Josh Marshall, who is a smart guy, found himself far from alone today on Twitter in wondering where landlords think more tenants will come from if they keep evicting massive numbers of tenants.
Unfortunately, landlords and marginal tenants know the answers to that question. They know landlords can hold spaces vacant — essentially, can go on strike against the public — and then they can reopen at jacked-up rents. And that people will show up to pay those rents.
Why? Out of fear of the alternative. The old proverbial fear of the poorhouse.
Anyone familiar with what Americans call “homelessness” knows that we live in a two-tier housing system. The upper tier is what comfortable people think of as “housing,” with legal ownership or tenancy rights, privacy, freedom of movement, and rights to trappings of full social membership such as voting, mail delivery, maintenance, utilities, and a fair chance at being the beneficiary, not the victim, of a call for public services.
The other tier is the system of quasi-carceral or criminalized living arrangements that, in the U.S., people broadly call “homelessness.” Housing that isn’t officially housing; resident statuses that don’t carry tenancy rights. Shelters, programs, encampments, vehicles, camps. [Because this matters, I want to add that people without formal housing often can meet requirements to register to vote in accordance with local law, and there are many ways to receive mail — but it’s all just more difficult. So many things are just more difficult without housing that counts as housing.]
Landlords know tenants have to fear the abusive conditions in the U.S. homelessness sector. Tenants make terrible sacrifices to hang on to first-tier tenancy status for fear of landing in the second-tier settings.

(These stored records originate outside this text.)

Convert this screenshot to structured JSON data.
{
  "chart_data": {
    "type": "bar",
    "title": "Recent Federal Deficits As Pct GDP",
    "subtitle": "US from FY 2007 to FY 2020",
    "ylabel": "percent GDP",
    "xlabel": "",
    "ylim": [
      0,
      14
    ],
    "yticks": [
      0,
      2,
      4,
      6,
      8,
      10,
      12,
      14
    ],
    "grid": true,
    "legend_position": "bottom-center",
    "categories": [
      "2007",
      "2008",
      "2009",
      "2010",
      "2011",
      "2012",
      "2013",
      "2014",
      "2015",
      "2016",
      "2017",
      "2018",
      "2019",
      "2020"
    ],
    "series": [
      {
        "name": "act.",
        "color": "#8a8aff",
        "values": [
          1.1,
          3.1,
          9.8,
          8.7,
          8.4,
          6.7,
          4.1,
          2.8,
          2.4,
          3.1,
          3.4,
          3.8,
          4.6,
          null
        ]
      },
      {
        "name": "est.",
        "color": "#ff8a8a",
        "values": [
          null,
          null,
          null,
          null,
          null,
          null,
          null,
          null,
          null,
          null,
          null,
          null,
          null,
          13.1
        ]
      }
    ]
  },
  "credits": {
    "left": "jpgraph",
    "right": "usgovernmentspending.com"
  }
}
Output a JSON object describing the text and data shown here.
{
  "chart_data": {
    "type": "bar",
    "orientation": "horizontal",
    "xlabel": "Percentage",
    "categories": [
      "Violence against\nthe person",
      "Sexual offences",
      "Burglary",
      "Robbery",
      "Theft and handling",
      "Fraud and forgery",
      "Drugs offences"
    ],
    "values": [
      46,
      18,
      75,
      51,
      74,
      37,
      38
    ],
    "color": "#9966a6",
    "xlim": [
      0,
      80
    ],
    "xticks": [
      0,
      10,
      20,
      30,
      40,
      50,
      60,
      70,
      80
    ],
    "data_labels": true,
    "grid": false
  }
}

If there were a right to housing in the United States, or any floor under the level of mistreatment visited on unhoused people by municipalities, institutions, and respectable phone-wielding denizens of the upper housing tier — then housing owners might be filling vacancies instead of hoarding them. Because prospective tenants would have bargaining power to turn down a bad deal.
As it is, we live in a housing economy where displacement works in a nautical sense: the emptiness of closed spaces that were people’s homes, and the pervasive misery of the people excluded from homes, are exactly what floats the price of housing higher and higher.
This is why to call your members of Congress this week about rent relief. All of our futures depend on keeping as many people as possible from being thrown into the routinely abusive living arrangements that we categorize as “homelessness.”